Ugh, job searching sucks. I recently went through this--about 12 interviews until I was offered a full time position. My solution was to only share with people who were supportive and understood. That meant my mom got to hear all about every scheduled interview because she was a super trooper cheerleader who never made me feel down, but my dad basically got no updates--"yeah, job searching, that's a thing mm hmm how's aunt myrtle?"--because he flipped back and forth between basically asking what I was doing wrong and telling me the economy was in shambles and I should probably stock up on canned goods before the imminent collapse of society (also not what I needed to hear when prepping for an interview). Job searching is discouraging and demoralizing, surround yourself with people who will help you keep on going. Hang in there. It'll happen. Job searching is tough because there's no set end point that you're working toward, but things change fast. You could be celebrating your new job in a week.

geegollygosh

Do you live with them? If so, it's going to be harder to ignore them (though you should anyway). If they're relentless, ask them point blank, "do you actually know what you're talking about? Do you know my industry? Have you looked for a job in the past nine years? Things have changed". You could try sharing a few articles about the actual state of affairs, because they're clearly deluded about that. Maybe you could share a bit of your process with them, so they know you're working on it. Also share articles about the psychological impact of unemployment, and how to support someone who's unemployed (http://money.usnews.com/money/blogs/outside-voices-careers/2013/01/09/8-ways-to-help-your-job-searching-friend-or-relative). Tell them that in order for you to keep up your efforts and not be ground down by them - in order for the search to be successful - you need either positivity or silence, and lots of patience. Also - they're probably worried about you, and are heavily invested in the outcome. Tell them it's ok to feel that way, but it's incredibly unhelpful for you to actually hear about it, because you've already got your own anxiety to carry. If they need to express those feelings, they can do it amongst themselves. If you don't live with them and they're not literally in your face all the time, yeah, just deflect and walk away. (I know you're not asking for input on your actual search, so sorry for this, but just in case... If you're making it to the short list, people like you, and the things you're hearing are "You'd be an asset somewhere; we just went with someone with experience in X," "You're well spoken" and "You have good transferable skills.", I am betting there's nothing wrong with you at all, you're probably doing an outstanding job of selling yourself.

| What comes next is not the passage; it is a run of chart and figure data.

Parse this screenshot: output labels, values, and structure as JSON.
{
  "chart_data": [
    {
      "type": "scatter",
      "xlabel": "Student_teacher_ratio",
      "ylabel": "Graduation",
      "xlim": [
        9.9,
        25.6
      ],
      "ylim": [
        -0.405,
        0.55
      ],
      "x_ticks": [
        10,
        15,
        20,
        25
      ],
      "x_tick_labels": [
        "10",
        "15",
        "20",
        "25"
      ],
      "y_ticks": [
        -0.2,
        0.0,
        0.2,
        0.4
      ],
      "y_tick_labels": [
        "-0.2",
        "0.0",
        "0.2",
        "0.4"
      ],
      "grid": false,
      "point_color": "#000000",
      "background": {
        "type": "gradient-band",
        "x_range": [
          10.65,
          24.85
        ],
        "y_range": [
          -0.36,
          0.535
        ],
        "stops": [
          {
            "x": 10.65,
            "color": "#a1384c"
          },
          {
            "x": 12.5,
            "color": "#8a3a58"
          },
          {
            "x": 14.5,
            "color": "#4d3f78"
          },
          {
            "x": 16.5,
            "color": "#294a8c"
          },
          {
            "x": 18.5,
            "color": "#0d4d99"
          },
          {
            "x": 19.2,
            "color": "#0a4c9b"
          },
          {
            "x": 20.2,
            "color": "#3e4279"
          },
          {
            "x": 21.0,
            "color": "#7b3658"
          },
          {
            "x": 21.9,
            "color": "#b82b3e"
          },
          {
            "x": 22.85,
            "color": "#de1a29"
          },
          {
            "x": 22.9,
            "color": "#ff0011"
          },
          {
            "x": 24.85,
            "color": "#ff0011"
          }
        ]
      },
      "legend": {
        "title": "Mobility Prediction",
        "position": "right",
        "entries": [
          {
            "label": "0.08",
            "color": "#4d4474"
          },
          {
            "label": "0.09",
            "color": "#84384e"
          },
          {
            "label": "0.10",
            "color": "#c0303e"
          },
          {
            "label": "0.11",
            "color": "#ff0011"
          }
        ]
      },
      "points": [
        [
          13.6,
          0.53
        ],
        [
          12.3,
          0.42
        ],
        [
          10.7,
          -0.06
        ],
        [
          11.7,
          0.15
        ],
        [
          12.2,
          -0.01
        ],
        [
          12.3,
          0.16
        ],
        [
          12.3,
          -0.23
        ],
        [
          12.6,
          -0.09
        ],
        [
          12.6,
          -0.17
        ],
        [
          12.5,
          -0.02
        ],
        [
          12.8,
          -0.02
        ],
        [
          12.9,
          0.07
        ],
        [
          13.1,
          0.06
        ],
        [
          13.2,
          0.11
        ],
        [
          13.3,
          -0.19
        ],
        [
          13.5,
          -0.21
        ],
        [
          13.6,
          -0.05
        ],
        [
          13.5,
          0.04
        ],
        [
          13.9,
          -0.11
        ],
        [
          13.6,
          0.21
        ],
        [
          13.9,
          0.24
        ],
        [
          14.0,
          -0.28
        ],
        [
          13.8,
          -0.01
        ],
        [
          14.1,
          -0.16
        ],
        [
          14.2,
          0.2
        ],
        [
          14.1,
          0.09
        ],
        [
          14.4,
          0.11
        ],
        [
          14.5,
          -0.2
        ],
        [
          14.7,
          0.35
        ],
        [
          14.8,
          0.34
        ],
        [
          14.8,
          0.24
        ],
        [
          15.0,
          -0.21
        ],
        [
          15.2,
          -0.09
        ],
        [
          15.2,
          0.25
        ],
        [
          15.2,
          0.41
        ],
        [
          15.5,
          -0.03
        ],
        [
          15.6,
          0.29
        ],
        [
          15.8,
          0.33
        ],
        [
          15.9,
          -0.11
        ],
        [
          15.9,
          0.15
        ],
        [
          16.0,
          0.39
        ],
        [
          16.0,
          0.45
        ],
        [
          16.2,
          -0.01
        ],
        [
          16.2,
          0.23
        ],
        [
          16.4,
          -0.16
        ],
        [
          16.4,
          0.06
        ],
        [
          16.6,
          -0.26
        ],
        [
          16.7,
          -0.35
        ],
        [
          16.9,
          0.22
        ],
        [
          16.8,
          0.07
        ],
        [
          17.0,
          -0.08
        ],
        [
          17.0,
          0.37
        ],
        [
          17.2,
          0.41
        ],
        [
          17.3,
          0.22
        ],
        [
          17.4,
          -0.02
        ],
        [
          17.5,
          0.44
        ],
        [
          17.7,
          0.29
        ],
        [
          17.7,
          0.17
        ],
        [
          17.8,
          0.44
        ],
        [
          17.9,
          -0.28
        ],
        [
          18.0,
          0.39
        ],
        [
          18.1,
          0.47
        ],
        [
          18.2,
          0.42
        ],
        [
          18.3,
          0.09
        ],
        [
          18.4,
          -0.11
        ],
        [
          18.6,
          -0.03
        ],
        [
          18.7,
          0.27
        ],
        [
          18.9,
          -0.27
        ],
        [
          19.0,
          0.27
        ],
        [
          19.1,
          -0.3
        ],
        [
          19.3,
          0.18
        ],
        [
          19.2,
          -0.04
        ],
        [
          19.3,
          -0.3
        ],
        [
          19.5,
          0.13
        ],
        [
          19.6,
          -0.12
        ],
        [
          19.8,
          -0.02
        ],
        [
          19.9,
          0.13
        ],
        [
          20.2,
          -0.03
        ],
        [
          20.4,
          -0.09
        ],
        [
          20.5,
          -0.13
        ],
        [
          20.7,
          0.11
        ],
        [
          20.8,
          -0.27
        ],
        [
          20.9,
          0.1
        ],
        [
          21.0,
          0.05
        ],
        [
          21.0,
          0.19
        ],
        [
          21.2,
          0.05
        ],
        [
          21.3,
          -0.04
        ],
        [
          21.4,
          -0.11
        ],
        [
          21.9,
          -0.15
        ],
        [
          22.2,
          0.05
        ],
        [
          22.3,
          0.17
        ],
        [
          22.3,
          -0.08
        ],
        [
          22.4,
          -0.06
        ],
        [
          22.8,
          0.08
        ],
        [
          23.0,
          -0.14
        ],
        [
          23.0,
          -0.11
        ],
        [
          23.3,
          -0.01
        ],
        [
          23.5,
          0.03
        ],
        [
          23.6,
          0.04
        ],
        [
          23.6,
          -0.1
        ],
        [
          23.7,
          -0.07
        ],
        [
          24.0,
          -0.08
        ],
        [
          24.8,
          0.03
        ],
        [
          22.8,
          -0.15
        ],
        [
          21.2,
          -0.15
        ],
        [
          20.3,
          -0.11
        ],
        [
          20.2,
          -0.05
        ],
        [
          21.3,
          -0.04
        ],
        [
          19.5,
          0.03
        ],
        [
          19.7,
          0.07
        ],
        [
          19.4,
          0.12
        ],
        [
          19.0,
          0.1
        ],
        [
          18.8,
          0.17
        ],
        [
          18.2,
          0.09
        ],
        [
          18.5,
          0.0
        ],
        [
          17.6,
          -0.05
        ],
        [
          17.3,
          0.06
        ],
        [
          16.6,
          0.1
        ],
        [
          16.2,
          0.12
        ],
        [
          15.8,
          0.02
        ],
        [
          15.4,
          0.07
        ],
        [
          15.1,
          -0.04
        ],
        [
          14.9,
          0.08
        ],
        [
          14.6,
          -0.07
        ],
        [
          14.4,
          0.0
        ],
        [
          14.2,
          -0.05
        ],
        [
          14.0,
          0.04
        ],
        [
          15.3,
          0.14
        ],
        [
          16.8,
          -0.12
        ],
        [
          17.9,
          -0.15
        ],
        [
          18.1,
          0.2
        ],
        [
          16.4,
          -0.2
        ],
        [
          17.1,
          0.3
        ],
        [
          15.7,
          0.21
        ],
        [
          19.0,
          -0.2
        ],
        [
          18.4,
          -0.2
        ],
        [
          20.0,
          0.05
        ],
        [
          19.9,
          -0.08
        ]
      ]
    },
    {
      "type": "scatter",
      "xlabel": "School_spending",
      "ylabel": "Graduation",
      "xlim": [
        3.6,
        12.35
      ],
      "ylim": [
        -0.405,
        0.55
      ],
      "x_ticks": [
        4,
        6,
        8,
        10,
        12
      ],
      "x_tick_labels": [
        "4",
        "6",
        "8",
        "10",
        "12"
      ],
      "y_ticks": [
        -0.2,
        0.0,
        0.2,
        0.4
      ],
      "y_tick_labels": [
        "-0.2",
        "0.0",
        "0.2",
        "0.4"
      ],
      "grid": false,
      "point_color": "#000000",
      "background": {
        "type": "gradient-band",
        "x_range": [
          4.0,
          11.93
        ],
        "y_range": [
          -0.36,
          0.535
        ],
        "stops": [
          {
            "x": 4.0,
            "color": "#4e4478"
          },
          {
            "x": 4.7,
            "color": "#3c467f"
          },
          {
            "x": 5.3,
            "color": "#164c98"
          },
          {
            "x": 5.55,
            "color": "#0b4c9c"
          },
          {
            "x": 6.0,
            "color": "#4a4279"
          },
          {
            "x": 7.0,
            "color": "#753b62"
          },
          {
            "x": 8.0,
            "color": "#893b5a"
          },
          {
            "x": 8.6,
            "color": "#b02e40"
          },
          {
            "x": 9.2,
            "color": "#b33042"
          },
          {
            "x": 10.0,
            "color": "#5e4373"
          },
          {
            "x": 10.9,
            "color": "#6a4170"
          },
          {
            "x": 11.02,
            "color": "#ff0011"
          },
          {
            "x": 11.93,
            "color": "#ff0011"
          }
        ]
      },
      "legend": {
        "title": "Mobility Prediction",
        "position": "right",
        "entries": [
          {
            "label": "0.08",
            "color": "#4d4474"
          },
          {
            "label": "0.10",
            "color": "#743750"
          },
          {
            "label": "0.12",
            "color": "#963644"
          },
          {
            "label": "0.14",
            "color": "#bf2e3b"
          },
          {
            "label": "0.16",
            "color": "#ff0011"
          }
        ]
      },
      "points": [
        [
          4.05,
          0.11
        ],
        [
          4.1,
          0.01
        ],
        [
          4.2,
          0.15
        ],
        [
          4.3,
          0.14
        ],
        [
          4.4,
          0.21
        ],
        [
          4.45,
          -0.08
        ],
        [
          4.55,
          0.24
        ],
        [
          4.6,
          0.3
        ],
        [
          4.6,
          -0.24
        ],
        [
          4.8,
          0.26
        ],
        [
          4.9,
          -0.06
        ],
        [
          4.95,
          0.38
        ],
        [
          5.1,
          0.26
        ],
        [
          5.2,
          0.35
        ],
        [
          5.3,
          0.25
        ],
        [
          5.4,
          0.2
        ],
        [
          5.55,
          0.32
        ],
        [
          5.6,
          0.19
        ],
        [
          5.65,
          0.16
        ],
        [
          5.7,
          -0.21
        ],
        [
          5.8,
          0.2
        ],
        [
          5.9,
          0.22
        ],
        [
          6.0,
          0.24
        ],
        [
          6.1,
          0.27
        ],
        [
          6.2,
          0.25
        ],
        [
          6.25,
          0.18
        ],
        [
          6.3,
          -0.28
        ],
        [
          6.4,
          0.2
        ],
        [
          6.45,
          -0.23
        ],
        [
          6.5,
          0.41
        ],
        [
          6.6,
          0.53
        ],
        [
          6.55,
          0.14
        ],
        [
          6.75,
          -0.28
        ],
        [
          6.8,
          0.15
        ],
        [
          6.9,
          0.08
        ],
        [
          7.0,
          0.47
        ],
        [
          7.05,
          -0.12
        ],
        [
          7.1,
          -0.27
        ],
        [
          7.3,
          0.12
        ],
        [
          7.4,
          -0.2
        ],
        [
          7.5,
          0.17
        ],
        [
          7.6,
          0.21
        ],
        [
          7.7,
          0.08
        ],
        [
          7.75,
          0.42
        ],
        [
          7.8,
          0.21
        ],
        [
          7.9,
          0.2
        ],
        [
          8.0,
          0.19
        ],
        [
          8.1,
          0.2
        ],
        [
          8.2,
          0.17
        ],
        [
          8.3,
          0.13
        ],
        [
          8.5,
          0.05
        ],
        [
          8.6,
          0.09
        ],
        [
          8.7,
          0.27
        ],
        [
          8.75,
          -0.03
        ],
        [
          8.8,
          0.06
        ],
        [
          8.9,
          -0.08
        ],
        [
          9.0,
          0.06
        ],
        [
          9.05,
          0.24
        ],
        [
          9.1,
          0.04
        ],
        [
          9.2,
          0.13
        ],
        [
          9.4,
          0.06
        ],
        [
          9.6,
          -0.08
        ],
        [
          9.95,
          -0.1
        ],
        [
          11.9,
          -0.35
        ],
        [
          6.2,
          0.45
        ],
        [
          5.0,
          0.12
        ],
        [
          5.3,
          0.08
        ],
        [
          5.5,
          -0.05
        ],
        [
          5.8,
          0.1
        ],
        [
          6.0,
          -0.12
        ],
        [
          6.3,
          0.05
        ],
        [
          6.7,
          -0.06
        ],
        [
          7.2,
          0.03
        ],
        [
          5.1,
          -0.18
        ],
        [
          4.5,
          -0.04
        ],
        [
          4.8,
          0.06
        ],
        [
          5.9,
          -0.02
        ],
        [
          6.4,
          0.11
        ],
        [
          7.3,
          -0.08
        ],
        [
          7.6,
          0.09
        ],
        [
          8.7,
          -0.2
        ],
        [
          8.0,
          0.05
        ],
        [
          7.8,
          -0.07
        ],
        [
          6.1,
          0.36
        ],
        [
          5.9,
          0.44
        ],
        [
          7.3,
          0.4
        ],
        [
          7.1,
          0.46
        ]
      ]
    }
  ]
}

It's probably just that there are enough candidates that employers are free to go with people who exactly meet their requirements (the right titles, the right number of years of experience in that particular sector). I know someone with eight years of progressive experience in a particular field, who's been turned down more than once because the jobs she was applying to were in industries just a shade to the left of the one she's been working in. It's that competitive right now. If that's what's going on, maybe it would help to focus more on jobs that line up as much as possible with past roles, in your specific industry, even if there aren't that many of them.)

cotton dress sock

Challenge them to get a job offer. If it's so easy, they should be able to get one in no time flat.

disconnect

I have not had a friend contact my references. However, back in my more passive job search days, a reference reached out to me to mention he was called. I don't know exactly what he told the hiring manager, but he said something like "Hey intheigloo, I talked to B from So-and-So and I told her good things about you." That hiring manager, though, ended up using the "more experience" card to reject me. But I can at least assume I was in the top 3-5 candidates if she called my references.